2016 Cloud Trends Unfolding Series
So far, as we’ve been moving through our series on Cloud Trends Unfolding in 2016, we’ve talked about cloud providers optimizing big data in the cloud followed by how cloud analytics helps IT and the emerging security standards we can expect to see. Let’s take a closer look at another cloud trend for 2016: how contact centers are approaching cloud adoptions.
However, before we dive into this, let’s take a quick overview of the cloud and how it works. First, it’s important to remember that the cloud is not a single thing but a network of services, storage, applications and servers that both perform tasks and store data. Some of those servers provide services, while others provide storage. An example of the services the cloud provides would be something like SalesForce or Adobe Photoshop. We used to access this creative service by buying the boxed software, now Adobe Photoshop, along with other creative services, has been moved to the cloud and is accessed through a subscription in order to use the service. Microsoft has moved to a subscription model for its popular Office suite as well, now charging for a yearly subscription rather than for a one-time download and outright ownership.
And anyone who has uploaded photos to iPhoto or Instagram or who has shared documents using Google Drive or SharePoint knows about cloud storage.
The real driver of cloud growth in 2016
Given that consumers use the cloud every day without realizing, what is the value to the enterprise of cloud in 2016? According to Dustin Smith, Sr. Product Marketing Manager at Tableau Software, it’s ease of use. Moving data to the cloud will become as easy as a simple copy/paste move. Smith predicts:
“With self-service cloud analytics and data prep now a reality, the chance of letting an individual move data into a cloud ecosystem quickly and easily (and without a technical background) is on the horizon,” he says. “Simple solutions that largely decouple the complexity of data integration, staging, and transformation and focus solely on letting business users drop data into preferred cloud databases and warehouses are on their way.”
Smith states a simple truth: the ability to easily back up, access, share and store data in the cloud without even thinking about it is the real value here. Ten years ago, data backup procedures required hardware, manual action and strict protocols. Today, even a non-techie can backup, store or share data in the cloud without even thinking about it. What is driving cloud growth is that it is so easy to use that we can now spend our energies focusing on our core tasks rather than on manual ways of storing and sharing data.
Perhaps one of the greatest lessons we’re learning as we watch these trends unfold is simply that cloud technology is easily accessible to the average user with minimal barriers to entry. In the early days, changes in technology had to go through the IT department. But the accessibility of cloud computing meant that departments could bypass IT entirely: a sales team could easily implement SalesForce, a marketing team could implement HubSpot and a development team could share documents on Google Drive or DropBox without going through a lengthy IT vetting and installation process.
The contact center cloud in 2016
A recent report by research firm Frost and Sullivan on contact center modernization predicted that the cloud contact center market will grow to over $3 billion by 2017. This represents the combined spend across ACD, IVR, outbound contact, chat, quality monitoring, workforce management, and analytics applications.

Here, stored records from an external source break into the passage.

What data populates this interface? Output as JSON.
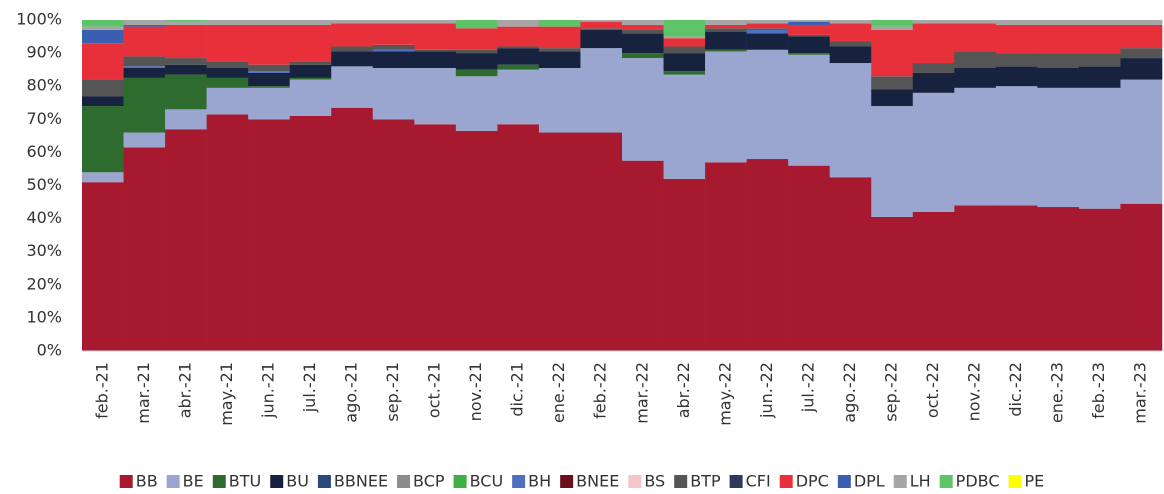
{
  "chart_data": {
    "type": "stacked_bar",
    "categories": [
      "feb.-21",
      "mar.-21",
      "abr.-21",
      "may.-21",
      "jun.-21",
      "jul.-21",
      "ago.-21",
      "sep.-21",
      "oct.-21",
      "nov.-21",
      "dic.-21",
      "ene.-22",
      "feb.-22",
      "mar.-22",
      "abr.-22",
      "may.-22",
      "jun.-22",
      "jul.-22",
      "ago.-22",
      "sep.-22",
      "oct.-22",
      "nov.-22",
      "dic.-22",
      "ene.-23",
      "feb.-23",
      "mar.-23"
    ],
    "series": [
      {
        "name": "BB",
        "color": "#a6192e",
        "values": [
          51,
          61.5,
          67,
          71.5,
          70,
          71,
          73.5,
          70,
          68.5,
          66.5,
          68.5,
          66,
          66,
          57.5,
          52,
          57,
          58,
          56,
          52.5,
          40.5,
          42,
          44,
          44,
          43.5,
          43,
          44.5
        ]
      },
      {
        "name": "BE",
        "color": "#9ba6d0",
        "values": [
          3,
          4.5,
          6,
          8,
          9.5,
          11,
          12.5,
          15.5,
          17,
          16.5,
          16.5,
          19.5,
          25.5,
          31,
          31.5,
          33.5,
          33,
          33.5,
          34.5,
          33.5,
          36,
          35.5,
          36,
          36,
          36.5,
          37.5
        ]
      },
      {
        "name": "BTU",
        "color": "#2e6b2e",
        "values": [
          20,
          16.5,
          10.5,
          3,
          0.5,
          0.5,
          0,
          0,
          0,
          2,
          1.5,
          0,
          0,
          1.5,
          1,
          0.5,
          0,
          0.5,
          0,
          0,
          0,
          0,
          0,
          0,
          0,
          0
        ]
      },
      {
        "name": "BU",
        "color": "#17233e",
        "values": [
          3,
          3,
          3,
          3,
          4,
          4,
          4.5,
          5,
          5,
          5,
          5,
          5,
          5.5,
          6,
          5.5,
          5.5,
          5,
          5,
          5,
          5,
          6,
          6,
          6,
          6,
          6.5,
          6.5
        ]
      },
      {
        "name": "BBNEE",
        "color": "#2b4a7a",
        "values": [
          0,
          0,
          0,
          0,
          0,
          0,
          0,
          0,
          0,
          0,
          0,
          0,
          0,
          0,
          0,
          0,
          0,
          0,
          0,
          0,
          0,
          0,
          0,
          0,
          0,
          0
        ]
      },
      {
        "name": "BCP",
        "color": "#8c8c8c",
        "values": [
          0,
          0,
          0,
          0,
          0,
          0,
          0,
          0,
          0,
          0,
          0,
          0,
          0,
          0,
          0,
          0,
          0,
          0,
          0,
          0,
          0,
          0,
          0,
          0,
          0,
          0
        ]
      },
      {
        "name": "BCU",
        "color": "#3cb044",
        "values": [
          0,
          0,
          0,
          0,
          0,
          0,
          0,
          0,
          0,
          0,
          0,
          0,
          0,
          0,
          0,
          0,
          0,
          0,
          0,
          0,
          0,
          0,
          0,
          0,
          0,
          0
        ]
      },
      {
        "name": "BH",
        "color": "#4f6fc0",
        "values": [
          0,
          0.5,
          0,
          0,
          0.5,
          0,
          0,
          0.5,
          0,
          0,
          0,
          0,
          0,
          0,
          0,
          0,
          1,
          0,
          0,
          0,
          0,
          0,
          0,
          0,
          0,
          0
        ]
      },
      {
        "name": "BNEE",
        "color": "#6b0f1a",
        "values": [
          0,
          0,
          0,
          0,
          0,
          0,
          0,
          0,
          0,
          0,
          0,
          0,
          0,
          0,
          0,
          0,
          0,
          0,
          0,
          0,
          0,
          0,
          0,
          0,
          0,
          0
        ]
      },
      {
        "name": "BS",
        "color": "#f4c6c8",
        "values": [
          0,
          0,
          0,
          0,
          0,
          0,
          0,
          0,
          0,
          0,
          0,
          0,
          0,
          0,
          0,
          0,
          0,
          0,
          0,
          0,
          0,
          0,
          0,
          0,
          0,
          0
        ]
      },
      {
        "name": "BTP",
        "color": "#555555",
        "values": [
          5,
          3,
          2,
          2,
          2,
          1,
          1.5,
          1.5,
          0.5,
          1,
          0.5,
          1,
          0.5,
          1,
          2,
          1,
          0.5,
          0.5,
          1.5,
          4,
          3,
          5,
          4,
          4.5,
          4,
          3
        ]
      },
      {
        "name": "CFI",
        "color": "#2e3a5c",
        "values": [
          0,
          0,
          0,
          0,
          0,
          0,
          0,
          0,
          0,
          0,
          0,
          0,
          0,
          0,
          0,
          0,
          0,
          0,
          0,
          0,
          0,
          0,
          0,
          0,
          0,
          0
        ]
      },
      {
        "name": "DPC",
        "color": "#e8303a",
        "values": [
          11,
          9,
          10,
          11,
          12,
          11,
          7,
          6.5,
          8,
          6.5,
          6,
          6.5,
          2,
          1.5,
          2.5,
          1,
          1.5,
          3,
          5.5,
          14,
          12,
          8.5,
          8.5,
          8.5,
          8.5,
          7
        ]
      },
      {
        "name": "DPL",
        "color": "#3a5fb0",
        "values": [
          4,
          0.5,
          0,
          0,
          0,
          0,
          0,
          0,
          0,
          0,
          0,
          0,
          0,
          0,
          0,
          0,
          0,
          1,
          0,
          0,
          0,
          0,
          0,
          0,
          0,
          0
        ]
      },
      {
        "name": "LH",
        "color": "#a6a6a6",
        "values": [
          1,
          1.5,
          1,
          1.5,
          1.5,
          1.5,
          1,
          1,
          1,
          0,
          2,
          0,
          0.5,
          1.5,
          0.5,
          1.5,
          1,
          0.5,
          1,
          1,
          1,
          1,
          1.5,
          1.5,
          1.5,
          1.5
        ]
      },
      {
        "name": "PDBC",
        "color": "#5ec46a",
        "values": [
          2,
          0,
          0.5,
          0,
          0,
          0,
          0,
          0,
          0,
          2.5,
          0,
          2,
          0,
          0,
          5,
          0,
          0,
          0,
          0,
          2,
          0,
          0,
          0,
          0,
          0,
          0
        ]
      },
      {
        "name": "PE",
        "color": "#ffff00",
        "values": [
          0,
          0,
          0,
          0,
          0,
          0,
          0,
          0,
          0,
          0,
          0,
          0,
          0,
          0,
          0,
          0,
          0,
          0,
          0,
          0,
          0,
          0,
          0,
          0,
          0,
          0
        ]
      }
    ],
    "ylim": [
      0,
      100
    ],
    "yticks": [
      {
        "value": 0,
        "label": "0%"
      },
      {
        "value": 10,
        "label": "10%"
      },
      {
        "value": 20,
        "label": "20%"
      },
      {
        "value": 30,
        "label": "30%"
      },
      {
        "value": 40,
        "label": "40%"
      },
      {
        "value": 50,
        "label": "50%"
      },
      {
        "value": 60,
        "label": "60%"
      },
      {
        "value": 70,
        "label": "70%"
      },
      {
        "value": 80,
        "label": "80%"
      },
      {
        "value": 90,
        "label": "90%"
      },
      {
        "value": 100,
        "label": "100%"
      }
    ],
    "legend": "bottom"
  }
}
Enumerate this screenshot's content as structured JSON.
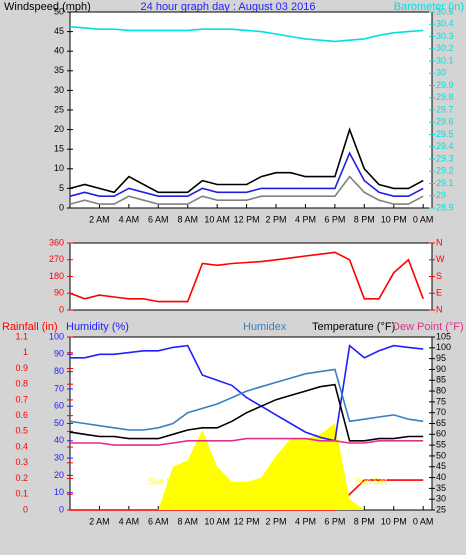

Furthermore, Frost and Sullivan has reported that the adoption of hosted or cloud solutions is not concentrated to any one industry or few industry sectors; rather, it is fairly distributed across industry verticals. They believe its high adoption in industries such as financial services and healthcare validate the robustness and maturity of the model.
According to the Cloud Contact Center Market Trends Report by Frost and Sullivan, the key considerations for moving to a cloud-based contact center include:
- Reduced systems maintenance and management costs
- Reduced IT budgets to buy and manage infrastructure in-house
- Rapid time to deployment
- Flexible scalability and business agility
- Ease of provisioning and managing multi-site operations
- To support remote / at home agents
It only makes sense that contact centers are flocking to the cloud with the abundance of benefits and the increasing simplicity. Will the cloud contact center market reach $3 billion by 2017? Only time will tell. But based on the growth we are seeing at Spoken and the immense benefits our clients are receiving, we certainly think so.